When we reflect on Moses’ leadership, we naturally think about ancient Israel’s freedom. Truly, there is a deficiency in a kind of leadership today among Christian leaders that the Exodus event suggests with urgency. Today, we need to cultivate among those in the Christian ministry field and within our parishes a Mosaic leadership that is capable of freeing and liberating our brothers and sisters from their sinful circumstances and from the oppressive structures that surround them. Indeed, true leadership frees people, empowers them to grow, and facilitates their social and spiritual advancement.
The stories of Joshua, Gideon, Saul, David, and Solomon also reveal aspects and conditions of leadership that we ought to pay more attention to. Joshua succeeded Moses as the only one who could, given that Moses had laid his hands upon him. Joshua, saturated with the spirit of wisdom (Deut. 34:9), was given the obedience of the Israelites and faithfully carried out the LORD’s command to Moses. The first chapter of Joshua details how God granted protection and authority to Joshua just as Moses had them. With this divine protection and authority, Joshua also possessed essential leadership characteristics that are equally crucial for leaders. He exhibited very powerful leadership skills in decision-making and organization even when he was quite advanced in age. We read about him using these skills, particularly in chapters 13 through 22, when he divided the land among the tribes and resolved the (potential) conflicts related to boundaries and territories.
What is Needed In Christian Leadership
Gideon highlighted the importance of leading through obedience. He prepared for battle by assembling a large army, but the LORD informed Gideon that he had too many soldiers.
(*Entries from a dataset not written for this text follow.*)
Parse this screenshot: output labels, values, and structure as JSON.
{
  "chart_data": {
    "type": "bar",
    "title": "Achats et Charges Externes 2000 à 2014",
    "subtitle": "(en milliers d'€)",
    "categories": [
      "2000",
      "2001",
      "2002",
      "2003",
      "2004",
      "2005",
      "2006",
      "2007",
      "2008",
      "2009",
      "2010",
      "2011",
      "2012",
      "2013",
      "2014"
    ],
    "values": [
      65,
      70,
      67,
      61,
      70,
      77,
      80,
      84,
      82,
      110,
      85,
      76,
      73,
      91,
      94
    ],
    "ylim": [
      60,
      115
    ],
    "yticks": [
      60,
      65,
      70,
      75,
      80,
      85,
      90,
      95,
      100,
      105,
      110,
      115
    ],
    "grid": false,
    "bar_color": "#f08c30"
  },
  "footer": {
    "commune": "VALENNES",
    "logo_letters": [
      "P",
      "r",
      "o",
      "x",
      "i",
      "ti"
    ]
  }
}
A modern military leader might respond, “How can one possibly have too many soldiers?!” Nonetheless, Gideon obeyed the LORD, reduced the number of soldiers from 32,000 to 300, and still defeated the 135,000 strong Midian army. An obedient leader is a fruitful and victorious one.
Our thoughts, words, and actions often portray the type of leader we are. As Christian leaders, we can learn something about how we ought to think, speak, and act as leaders by also considering the leadership of Saul, David, and Solomon. These three were not perfect leaders—indeed, who is? However, from King Solomon, we discover the importance of being a wise thinker. David’s leadership advises us that we must learn to speak confidently and persuasively and to pray fervently. Lastly, Saul’s leadership instructs us to act courageously, no matter what the circumstances are. In short, Christian leaders ought to be wise, confident, prayerful, and courageous, particularly during these very troubling and disconcerting times we are living in. All these leaders, in some way, prefigure the great Leader, Jesus Christ, who practiced a servant leadership that converts, heals, recreates, and saves. May Christ bless our Christian leaders with the Spirit of wisdom, faith, and fortitude.